O resultado da «descolonização exemplar» está à vista. Que ninguém tenha a desfaçatez de perguntar só agora como se deveria ter feito. Se o não sabiam por que se meteram nisso? Por que o não perguntaram antes? Ninguém será julgado pelas intenções (que mesmo essas se não conhecem), mas pelos efeitos bem patentes e que esses sim dificilmente poderiam ser mais calamitosos!

P. - Estes últimos quinhentos anos deram a Portugal a ideia de ser um país diferente. Agora se regressámos ao espáço do século XV (talvez com a diferença de sermos agora 9 milhões e não o milhão de então) algumas coisas terão que ser revistas. Entre elas, certamente, as Forças Armadas. Para além da sua (esperemos) episódica importância na vida política, qual lhe parece que seja o papel reservado às Forças Armadas Portuguesas?

R. - Pessoa amiga dizia-me há pouco tempo que «hoje há portugueses, mas já não há Portugal...». Trata-se de um sentimento comum a muitos de nós.


O abandono do Ultramar que, por ironia, acompanhou as concepções de um marinheiro, António Sérgio, e foi materialmente concretizado em Angola, Moçambique e Cabo Verde (províncias que com as Ilhas eram os pilares de uma estratégia oceânica e grande justificação da importância da nossa Armada e da ternura que por ela tínhamos) também por marinheiros, corresponde à destruição do projecto de uma nação. Terão de passar gerações para que os homens nascidos no que foi Portugal se adaptem à nova configuração espiritual e física de uma sua nova Pátria. E terão de surgir pensadores e estadistas capazes de encontrar novo projecto que congregue o novo Povo no novo País, distinta das outras nações. Isso não acontecerá, se acontecer, sem graves crises que já se esboçam: as secessões latentes nas Ilhas, no próprio Continente e, claro, uma vez mais, o iberismo. Teriam os capitães do Movimento, os políticos que os instrumentalizaram e os generais que os acolheram previsto o desastre a que fomos conduzidos? Conseguem manter-se de consciência tranquila? Com tão grande infortúnio causado a todo um povo, de todas as etnias, responsáveis de contexto moral rígido certamente correriam o risco de ultrapassar o limite do desespero. Os responsáveis civis ainda se procurarão consolar com a falsa justificação que sem cessar proclamam em vários idiomas: «os militares tinham perdido a guerra». E podem mesmo tentar construir doutrinas sobre a derrota, que tocaria apenas os militares, que não sobre a traição que toca a muitos. Mas os militares, esses não têm a mesma possibilidade. Sabem que a derrota nasceu após o 25 de Abril.

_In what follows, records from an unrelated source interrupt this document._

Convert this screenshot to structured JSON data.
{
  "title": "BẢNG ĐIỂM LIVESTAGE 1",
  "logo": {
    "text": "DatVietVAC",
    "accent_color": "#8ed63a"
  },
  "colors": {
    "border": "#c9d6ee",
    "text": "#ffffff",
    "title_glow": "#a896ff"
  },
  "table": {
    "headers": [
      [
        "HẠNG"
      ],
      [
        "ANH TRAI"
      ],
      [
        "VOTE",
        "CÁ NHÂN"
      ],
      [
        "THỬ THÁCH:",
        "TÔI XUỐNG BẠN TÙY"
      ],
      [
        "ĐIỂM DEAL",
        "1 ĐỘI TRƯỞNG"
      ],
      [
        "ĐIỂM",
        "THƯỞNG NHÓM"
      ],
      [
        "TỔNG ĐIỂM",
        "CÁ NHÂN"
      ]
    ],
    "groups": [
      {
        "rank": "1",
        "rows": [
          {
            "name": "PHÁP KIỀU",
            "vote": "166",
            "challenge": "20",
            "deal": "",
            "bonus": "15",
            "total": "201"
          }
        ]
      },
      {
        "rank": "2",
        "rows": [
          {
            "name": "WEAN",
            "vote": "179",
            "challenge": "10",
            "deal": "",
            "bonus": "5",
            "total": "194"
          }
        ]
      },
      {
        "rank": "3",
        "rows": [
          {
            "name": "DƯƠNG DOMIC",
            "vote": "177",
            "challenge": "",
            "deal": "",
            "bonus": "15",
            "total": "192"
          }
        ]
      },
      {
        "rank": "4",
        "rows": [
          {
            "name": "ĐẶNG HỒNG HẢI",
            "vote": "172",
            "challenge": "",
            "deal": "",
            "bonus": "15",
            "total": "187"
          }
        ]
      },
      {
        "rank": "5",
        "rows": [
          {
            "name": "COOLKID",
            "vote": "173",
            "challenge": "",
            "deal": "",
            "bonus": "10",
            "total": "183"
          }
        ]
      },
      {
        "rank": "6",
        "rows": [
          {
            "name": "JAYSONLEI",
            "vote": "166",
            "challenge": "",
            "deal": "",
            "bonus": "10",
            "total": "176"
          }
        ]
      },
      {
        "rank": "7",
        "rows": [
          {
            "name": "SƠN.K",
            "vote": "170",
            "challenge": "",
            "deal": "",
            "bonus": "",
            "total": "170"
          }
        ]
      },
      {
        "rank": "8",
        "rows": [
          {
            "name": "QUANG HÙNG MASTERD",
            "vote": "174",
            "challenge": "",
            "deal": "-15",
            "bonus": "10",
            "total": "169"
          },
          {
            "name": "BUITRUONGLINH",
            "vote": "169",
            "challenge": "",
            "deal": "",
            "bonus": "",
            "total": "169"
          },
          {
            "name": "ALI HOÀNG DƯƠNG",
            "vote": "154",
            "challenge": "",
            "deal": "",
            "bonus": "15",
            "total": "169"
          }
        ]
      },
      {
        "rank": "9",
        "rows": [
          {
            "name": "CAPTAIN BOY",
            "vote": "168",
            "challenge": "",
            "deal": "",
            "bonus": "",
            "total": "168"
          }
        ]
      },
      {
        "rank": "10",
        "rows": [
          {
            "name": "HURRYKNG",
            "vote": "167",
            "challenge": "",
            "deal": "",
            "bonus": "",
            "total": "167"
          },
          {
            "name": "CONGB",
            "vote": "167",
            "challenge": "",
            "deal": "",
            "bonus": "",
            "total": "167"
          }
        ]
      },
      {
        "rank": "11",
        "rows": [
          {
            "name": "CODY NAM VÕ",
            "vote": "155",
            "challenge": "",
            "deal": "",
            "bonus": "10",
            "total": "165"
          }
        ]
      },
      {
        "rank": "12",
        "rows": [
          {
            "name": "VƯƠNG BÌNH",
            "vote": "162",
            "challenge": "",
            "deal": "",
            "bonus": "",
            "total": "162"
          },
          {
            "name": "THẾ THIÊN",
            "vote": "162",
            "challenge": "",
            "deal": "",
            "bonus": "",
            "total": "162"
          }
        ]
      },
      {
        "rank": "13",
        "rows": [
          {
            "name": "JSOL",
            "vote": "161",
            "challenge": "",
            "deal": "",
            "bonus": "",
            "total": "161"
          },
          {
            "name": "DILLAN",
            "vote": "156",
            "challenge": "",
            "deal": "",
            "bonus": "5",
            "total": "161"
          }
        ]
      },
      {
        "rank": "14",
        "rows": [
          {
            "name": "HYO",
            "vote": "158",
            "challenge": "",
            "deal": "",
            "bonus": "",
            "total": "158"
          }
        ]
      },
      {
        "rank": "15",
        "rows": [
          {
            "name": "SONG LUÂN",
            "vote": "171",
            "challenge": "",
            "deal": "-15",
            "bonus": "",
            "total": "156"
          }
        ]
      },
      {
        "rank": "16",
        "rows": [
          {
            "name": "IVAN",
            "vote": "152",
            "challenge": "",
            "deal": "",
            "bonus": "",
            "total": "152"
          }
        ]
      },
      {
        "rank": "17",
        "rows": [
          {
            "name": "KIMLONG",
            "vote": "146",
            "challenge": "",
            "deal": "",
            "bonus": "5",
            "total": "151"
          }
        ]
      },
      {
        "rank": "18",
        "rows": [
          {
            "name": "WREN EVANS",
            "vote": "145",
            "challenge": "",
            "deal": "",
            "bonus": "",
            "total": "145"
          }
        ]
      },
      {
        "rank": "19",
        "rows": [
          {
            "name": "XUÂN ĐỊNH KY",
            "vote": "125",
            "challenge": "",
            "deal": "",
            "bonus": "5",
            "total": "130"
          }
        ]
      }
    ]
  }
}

Que caminhos se podem imaginar para a nova Nação a fazer?

Revificar a ideia da Comunidade da Nação Peregrina. É uma via possível, especialmente se no antigo Ultramar as influências marxistas não forem tão intensas e tão duradoiras que abafem a notável obra ali deixada em todos os domínios por Portugal. Obra material, de aculturação, de entrosamento humano. Tal caminho conta, evidentemente, com o Brasil, agora cada vez mais o varão forte de uma família que se dividiu e arruinou por muito tempo.

Regressarmos simplesmente à condição continental de europeus, as Ilhas compreendidas, e jogarmos francamente na unidade europeia (ainda tão mal definida), levando aos seus limites a ideia de Fixação «estrita», tão grata aos sergianos eurocentristas, é outra hipótese. A vizinhança de um só país, mais poderoso, numa unidade geo-estratégica definida, a Península, tornam esta alternativa bastante perigosa para a independência nacional. Sem objectivos políticos de certa importância fora da Europa, o centripetismo peninsular constitui uma ameaça permanente à independência de Portugal.

É evidente que as duas opções não são totalmente contraditórias e que uma harmonização entre ambas será a terceira via que, natural e espontaneamente, vai começar e ser explorada por governos fracos e complexados pelos desastres de que são responsáveis. Nesta terceira via se inserem as fantasias de recurso que já têm surgido com a revolução: a «Ponte», o Terceiro Mundo, o Mediterrâneo.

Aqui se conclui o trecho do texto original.